Alumna lands role in Tarantino film “Once Upon a Time in Hollywood”

The 2019 screen acting alumna from the College of Performing Arts, Rachel Redleaf (right), in her role as singer and actress Cass Elliot in Quentin Tarantino’s “Once Upon a Time in Hollywood,” which hit the big screen on July 26. Photo courtesy of Rachel Redleaf

Rachel Redleaf graduated from Chapman in May 2019 with a spark in her eye and excitement to take on the entertainment world. Not even half a year later, Redleaf, a screen acting major, could be seen on the big screen as Mama Cass in Quentin Tarantino’s “Once Upon a Time in Hollywood.”

A native of Scottsdale, Arizona, Redleaf’s first performance was a munchkin in the Wizard of Oz. Since Redleaf could talk, she said she knew she wanted to be on Broadway, but also had a passion for screen acting.

Fast-forward 18 years, and Redleaf was cast in Tarantino’s film during her senior year and filmed on set while pursuing her degree. Redleaf’s manager, Jason Solomon, came across the production opportunity and recognized that Redleaf looked very similar to Cass Elliot – the 1960’s and 70’s American singer and actress who is commonly referred to as ‘Mama Cass.’ Redleaf took note of their physical resemblance and decided to send her audition tape with the hopes of getting a call back.

“I sent in the video, but I didn’t hear from them for a month,” Redleaf said.

After not hearing back, Redleaf was in awe when she received a call from Solomon and was told she got the part without even needing a callback.

“It’s a very small part in the movie, she’s there for a very short amount of time, but she has such a presence. I got to play an iconic woman,” Redleaf said. “Everybody in the scene was so happy to see her because she was the life of the party. In that scene, she was a light.”

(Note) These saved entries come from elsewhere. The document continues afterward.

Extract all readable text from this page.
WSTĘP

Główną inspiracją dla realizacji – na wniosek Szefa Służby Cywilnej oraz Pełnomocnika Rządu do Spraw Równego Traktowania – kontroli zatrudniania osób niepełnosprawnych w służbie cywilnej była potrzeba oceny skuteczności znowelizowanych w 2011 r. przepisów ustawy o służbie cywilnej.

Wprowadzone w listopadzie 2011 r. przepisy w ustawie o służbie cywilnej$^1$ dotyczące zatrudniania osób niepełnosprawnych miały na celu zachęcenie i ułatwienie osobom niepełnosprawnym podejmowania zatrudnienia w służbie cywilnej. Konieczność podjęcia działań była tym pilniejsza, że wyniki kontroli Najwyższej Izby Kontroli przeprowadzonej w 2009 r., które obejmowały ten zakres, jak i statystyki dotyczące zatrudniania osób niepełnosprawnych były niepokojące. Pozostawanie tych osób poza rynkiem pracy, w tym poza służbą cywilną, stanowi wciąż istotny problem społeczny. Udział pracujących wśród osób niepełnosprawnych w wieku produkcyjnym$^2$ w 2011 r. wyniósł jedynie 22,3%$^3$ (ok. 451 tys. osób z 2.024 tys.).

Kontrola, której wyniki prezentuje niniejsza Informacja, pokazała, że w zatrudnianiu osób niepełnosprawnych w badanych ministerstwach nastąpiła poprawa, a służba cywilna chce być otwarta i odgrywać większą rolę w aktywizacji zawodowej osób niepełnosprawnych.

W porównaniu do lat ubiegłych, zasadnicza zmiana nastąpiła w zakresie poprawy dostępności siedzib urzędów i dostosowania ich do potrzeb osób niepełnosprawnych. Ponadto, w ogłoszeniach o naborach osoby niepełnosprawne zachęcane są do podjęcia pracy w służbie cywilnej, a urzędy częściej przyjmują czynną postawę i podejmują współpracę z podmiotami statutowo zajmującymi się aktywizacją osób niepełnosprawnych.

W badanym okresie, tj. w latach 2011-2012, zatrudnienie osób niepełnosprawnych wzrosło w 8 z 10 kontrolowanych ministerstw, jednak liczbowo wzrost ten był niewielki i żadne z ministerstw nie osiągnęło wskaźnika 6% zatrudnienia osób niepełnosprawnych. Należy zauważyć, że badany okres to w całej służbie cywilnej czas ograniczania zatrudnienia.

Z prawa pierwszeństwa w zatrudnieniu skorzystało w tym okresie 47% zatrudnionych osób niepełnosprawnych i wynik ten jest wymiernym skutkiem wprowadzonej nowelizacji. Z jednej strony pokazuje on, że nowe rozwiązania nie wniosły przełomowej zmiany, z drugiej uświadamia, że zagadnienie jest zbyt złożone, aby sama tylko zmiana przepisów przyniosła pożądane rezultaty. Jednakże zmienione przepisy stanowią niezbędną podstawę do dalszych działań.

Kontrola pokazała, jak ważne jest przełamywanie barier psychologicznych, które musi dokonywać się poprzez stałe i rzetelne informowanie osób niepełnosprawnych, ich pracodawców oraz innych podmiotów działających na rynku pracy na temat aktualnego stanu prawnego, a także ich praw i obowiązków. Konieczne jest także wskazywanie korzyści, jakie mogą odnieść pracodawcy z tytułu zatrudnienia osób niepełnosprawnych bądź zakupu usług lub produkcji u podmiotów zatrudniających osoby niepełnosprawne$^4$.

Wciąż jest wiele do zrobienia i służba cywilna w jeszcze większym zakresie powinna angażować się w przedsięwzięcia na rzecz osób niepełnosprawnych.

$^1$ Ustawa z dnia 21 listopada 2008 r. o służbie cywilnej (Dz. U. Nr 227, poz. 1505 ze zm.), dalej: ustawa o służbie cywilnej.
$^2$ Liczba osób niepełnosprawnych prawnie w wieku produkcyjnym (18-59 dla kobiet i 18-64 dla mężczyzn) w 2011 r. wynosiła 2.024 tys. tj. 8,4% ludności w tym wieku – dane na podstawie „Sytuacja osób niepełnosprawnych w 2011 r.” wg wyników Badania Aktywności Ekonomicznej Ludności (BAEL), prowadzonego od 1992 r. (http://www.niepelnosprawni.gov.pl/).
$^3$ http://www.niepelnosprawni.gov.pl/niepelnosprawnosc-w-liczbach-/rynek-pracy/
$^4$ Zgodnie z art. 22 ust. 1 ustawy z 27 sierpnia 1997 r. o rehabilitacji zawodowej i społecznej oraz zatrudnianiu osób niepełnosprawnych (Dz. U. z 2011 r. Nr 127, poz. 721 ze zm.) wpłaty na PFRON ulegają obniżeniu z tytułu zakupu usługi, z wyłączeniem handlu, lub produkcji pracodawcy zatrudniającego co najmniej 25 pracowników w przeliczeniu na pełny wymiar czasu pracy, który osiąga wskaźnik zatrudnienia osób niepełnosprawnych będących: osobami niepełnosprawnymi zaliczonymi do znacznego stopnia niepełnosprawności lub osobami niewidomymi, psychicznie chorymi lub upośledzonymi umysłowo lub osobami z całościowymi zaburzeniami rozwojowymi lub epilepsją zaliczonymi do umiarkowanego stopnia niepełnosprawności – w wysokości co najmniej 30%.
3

When asked if going to college prepared her for the screen acting world, Redleaf said that she originally didn’t plan to attend a university. Chapman was at the top on her list because of its screen acting program, which she said few universities have Redleaf was originally waitlisted before finally getting her spot in the incoming class.

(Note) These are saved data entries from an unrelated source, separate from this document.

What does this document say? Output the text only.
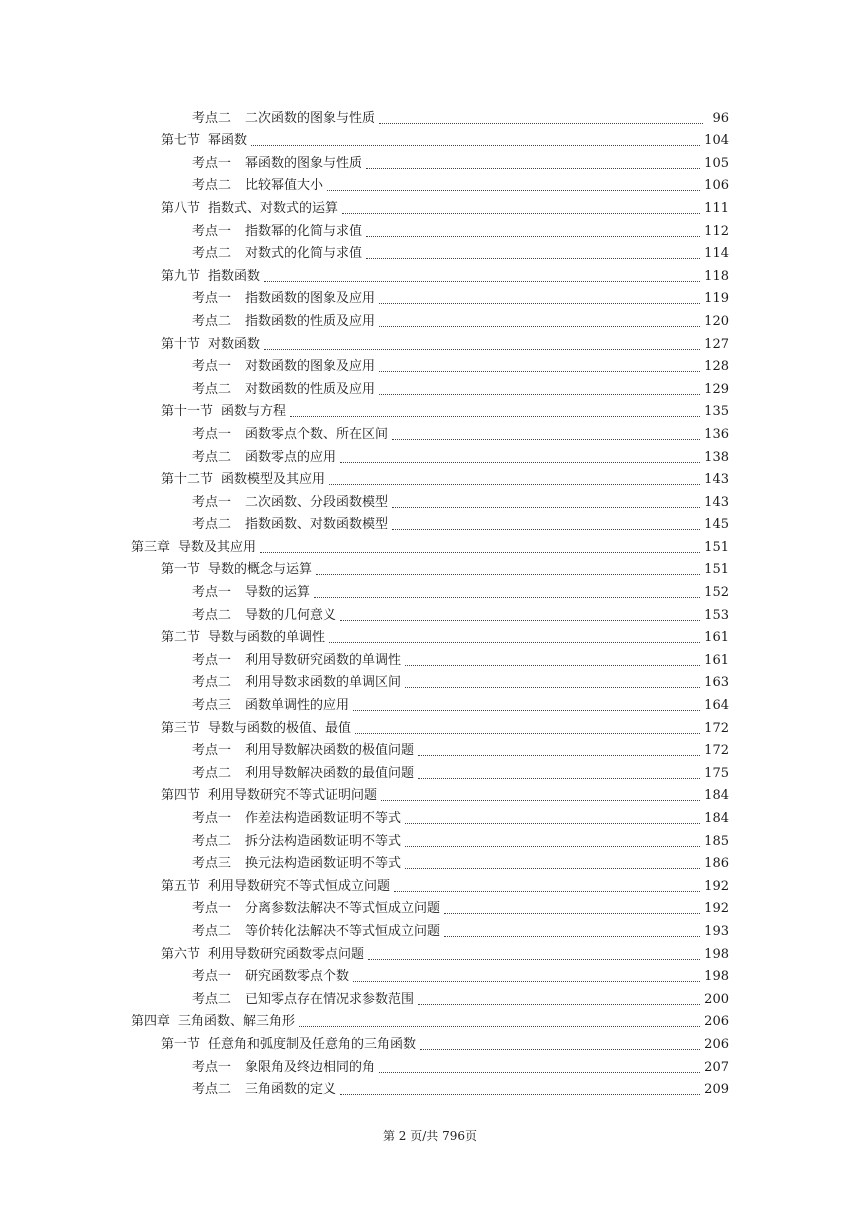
考点二 二次函数的图象与性质	96
第七节 幂函数	104
考点一 幂函数的图象与性质	105
考点二 比较幂值大小	106
第八节 指数式、对数式的运算	111
考点一 指数幂的化简与求值	112
考点二 对数式的化简与求值	114
第九节 指数函数	118
考点一 指数函数的图象及应用	119
考点二 指数函数的性质及应用	120
第十节 对数函数	127
考点一 对数函数的图象及应用	128
考点二 对数函数的性质及应用	129
第十一节 函数与方程	135
考点一 函数零点个数、所在区间	136
考点二 函数零点的应用	138
第十二节 函数模型及其应用	143
考点一 二次函数、分段函数模型	143
考点二 指数函数、对数函数模型	145
第三章 导数及其应用	151
第一节 导数的概念与运算	151
考点一 导数的运算	152
考点二 导数的几何意义	153
第二节 导数与函数的单调性	161
考点一 利用导数研究函数的单调性	161
考点二 利用导数求函数的单调区间	163
考点三 函数单调性的应用	164
第三节 导数与函数的极值、最值	172
考点一 利用导数解决函数的极值问题	172
考点二 利用导数解决函数的最值问题	175
第四节 利用导数研究不等式证明问题	184
考点一 作差法构造函数证明不等式	184
考点二 拆分法构造函数证明不等式	185
考点三 换元法构造函数证明不等式	186
第五节 利用导数研究不等式恒成立问题	192
考点一 分离参数法解决不等式恒成立问题	192
考点二 等价转化法解决不等式恒成立问题	193
第六节 利用导数研究函数零点问题	198
考点一 研究函数零点个数	198
考点二 已知零点存在情况求参数范围	200
第四章 三角函数、解三角形	206
第一节 任意角和弧度制及任意角的三角函数	206
考点一 象限角及终边相同的角	207
考点二 三角函数的定义	209
第 2 页/共 796页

“I felt like that meant that I was supposed to be there,” Redleaf said. “I wasn’t even a film major and I got to hold a camera on day one. I got to see the other side of the film world.”

She expressed that she didn’t have the best overall experience at Chapman.

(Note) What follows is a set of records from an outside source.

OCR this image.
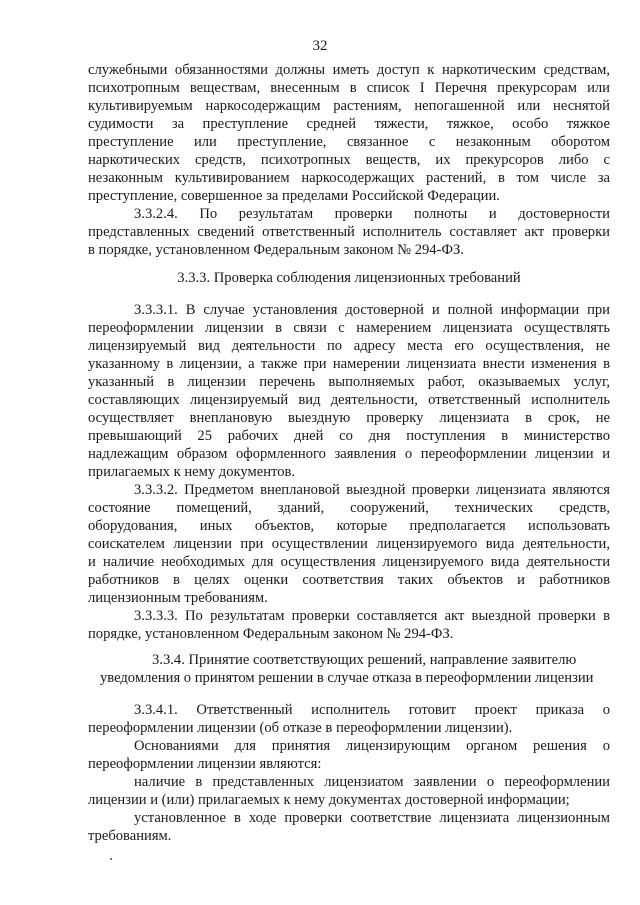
32
служебными обязанностями должны иметь доступ к наркотическим средствам,
психотропным веществам, внесенным в список I Перечня прекурсорам или
культивируемым наркосодержащим растениям, непогашенной или неснятой
судимости за преступление средней тяжести, тяжкое, особо тяжкое
преступление или преступление, связанное с незаконным оборотом
наркотических средств, психотропных веществ, их прекурсоров либо с
незаконным культивированием наркосодержащих растений, в том числе за
преступление, совершенное за пределами Российской Федерации.
3.3.2.4. По результатам проверки полноты и достоверности
представленных сведений ответственный исполнитель составляет акт проверки
в порядке, установленном Федеральным законом № 294-ФЗ.
3.3.3. Проверка соблюдения лицензионных требований
3.3.3.1. В случае установления достоверной и полной информации при
переоформлении лицензии в связи с намерением лицензиата осуществлять
лицензируемый вид деятельности по адресу места его осуществления, не
указанному в лицензии, а также при намерении лицензиата внести изменения в
указанный в лицензии перечень выполняемых работ, оказываемых услуг,
составляющих лицензируемый вид деятельности, ответственный исполнитель
осуществляет внеплановую выездную проверку лицензиата в срок, не
превышающий 25 рабочих дней со дня поступления в министерство
надлежащим образом оформленного заявления о переоформлении лицензии и
прилагаемых к нему документов.
3.3.3.2. Предметом внеплановой выездной проверки лицензиата являются
состояние помещений, зданий, сооружений, технических средств,
оборудования, иных объектов, которые предполагается использовать
соискателем лицензии при осуществлении лицензируемого вида деятельности,
и наличие необходимых для осуществления лицензируемого вида деятельности
работников в целях оценки соответствия таких объектов и работников
лицензионным требованиям.
3.3.3.3. По результатам проверки составляется акт выездной проверки в
порядке, установленном Федеральным законом № 294-ФЗ.
3.3.4. Принятие соответствующих решений, направление заявителю
уведомления о принятом решении в случае отказа в переоформлении лицензии
3.3.4.1. Ответственный исполнитель готовит проект приказа о
переоформлении лицензии (об отказе в переоформлении лицензии).
Основаниями для принятия лицензирующим органом решения о
переоформлении лицензии являются:
наличие в представленных лицензиатом заявлении о переоформлении
лицензии и (или) прилагаемых к нему документах достоверной информации;
установленное в ходе проверки соответствие лицензиата лицензионным
требованиям.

“I always thought success was happiness and it certainly makes me happy, but I really suffered through a lot of anxiety and depression during college,” Redleaf said. “You really need friends, love, and support. If you don’t have that, you really do feel empty.”

Redleaf also told The Panther how some of her acting instructors made her time at Chapman difficult.

“My acting teachers – one’s you’d think would be all for the experience of going to auditions and filming on set – would give me a hard time for missing class for production filming,” she said. “Real world training is more valuable than anything you could learn in school, because that’s where you learn the most.”

Redleaf did, however, develop close relationships with some theater professors, who she still keeps in contact with. Jay Scully, one of her former screen acting professors, still coaches her before every audition. When asked to share his thoughts on Redleaf, Scully didn’t hesitate to comment.

“Rachel came into my class with more professional experience than other actors, so she had a perspective that immediately clicked with what I was teaching,” Scully said. “She’s the kind of actor who immediately understands the emotional component and how to bring that out in any scene and that’s a remarkable quality.”

Giulio Ongaro, the dean of the College of Performing Arts (COPA), recalls that Redleaf’s senior showcase performance was a stand-out.

“It was a very in-your-face, very powerful, very courageous performance about body image: how heavier women are typically perceived in the acting world,” Ongaro said. “I was extremely happy to see her get the role in ‘Once Upon a Time in Hollywood.’”

In addition to the Tarantino hit, Redleaf is also known for her role as Beth Chapin in “Atypical,” a Netflix-original series.

“My experiences would mean nothing if I couldn’t share them,” she said. “I want to share my story. I love it, and that’s what fulfills me.”